Wednesday, March 30, 2011

Renaissance

I think i’ve mentioned it before: my vague ambition to someday write a book (or something) about the "Maple Ridge Renaissance" (a strangely localized explosion of creative brilliance i witnessed among friends and acquaintances in the late 90s, which continues to inspire me today). I was reminded of that project this morning, while reflecting on recent events in my personal life.

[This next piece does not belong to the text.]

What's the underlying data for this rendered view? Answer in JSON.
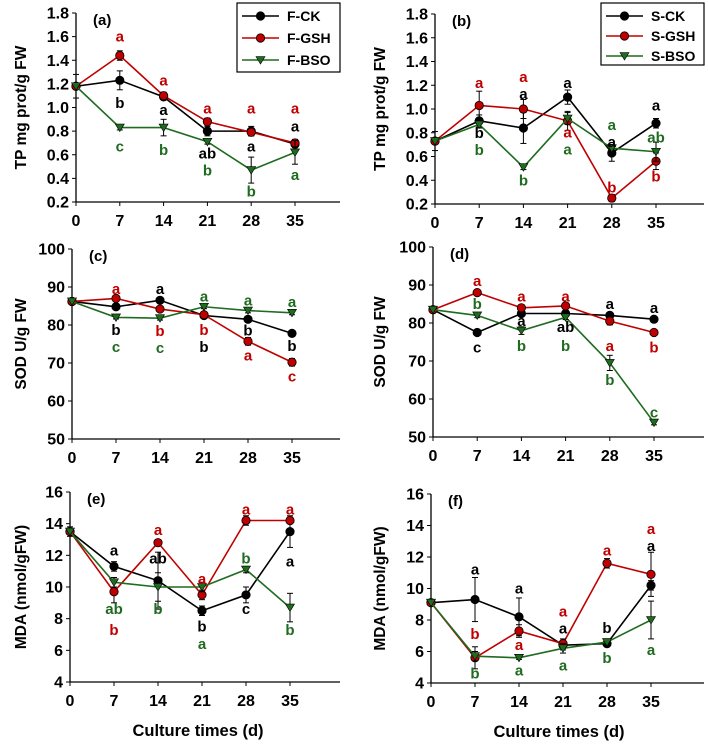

An obvious point of reference is my birthday. I’ve been 33 for three days now… and i’ve been feeling compelled (by some numerological and nostalgic impulse) to write a list of reasons why Back to the Future Part 3 was such a dismally disappointing movie. But of course Roger Ebert has taken care of that for me. And, as i should have expected, he did better than that; he concludes with the following wisdom:

“The one thing that remains constant in all of the "Back to the Future" movies, and which I especially like, is a sort of bittersweet, elegiac quality involving romance and time. In the first movie, McFly went back in time to be certain his parents had their first date. The second involved his own romance. The third involves Doc Brown and Clara. In all of these stories, there is the realization that love depends entirely on time. Lovers like to think their love is eternal.

But do they ever realize it depends entirely on temporal coincidence, since, if they were not alive at the same time, romance hardly would be feasible?”

Ebert, as always, demonstrates the rich rewards of applying genius attention to ostensibly mundane material. And Ebert is, obviously, a genius in the classic sense: i predict he will be honored posthumously as one of the greatest writers of the modern era. His reviews remind me of Walter Benjamin’s insightful sensitivity and awareness of the latent significance in each layer of life’s routine scrapheap.

So my inexplicable resurgent fascination with Back to the Future — a cinematic mythos that dramatically shaped my imaginative horizons — during the days before and after my birthday, serendipitously led me to Ebert’s brilliant soliloquy about love, which speaks directly and eloquently to the tide of feelings that has lately both buoyed my spirits and flooded my fearful heart.

I have always tried to live with appreciation of luck. I have said hundreds of times, over many, many years, that i must be one of the luckiest people on Earth. The reasons keep piling up, and my fascination with fortune deepens with my appreciation.

I have a lot to be grateful for; now more than ever.

After everything i’ve put her through, Sara still welcomes me into her life, and loves me with a gentle generosity i feel profoundly unworthy of.

She made me a Christmas-themed birthday: filled my stocking with chocolate and comic books, and baked me a Guinness / Black Forest cake. And Roy gave me Duplo that we can play with together, along with the most precious hugs and kisses a dad could ask for.

I don’t know how or why i am so fortunate, but i desperately want to do what’s right with all i’ve been given.

As i continue to work on refining my purpose, i look forward to my days and nights with this family — luxuriating in simple quotidian pleasures like eating, watching movies, and playing. And with time, i’ll get better at moving through turbulent feelings, including my fear that it’s all just a dream.

1 comment:

Anonymous said...

So inspirational, so wise and (still) so young. Part of your wisdom is that you appreciate it all. Thanks for sharing this. It made my day.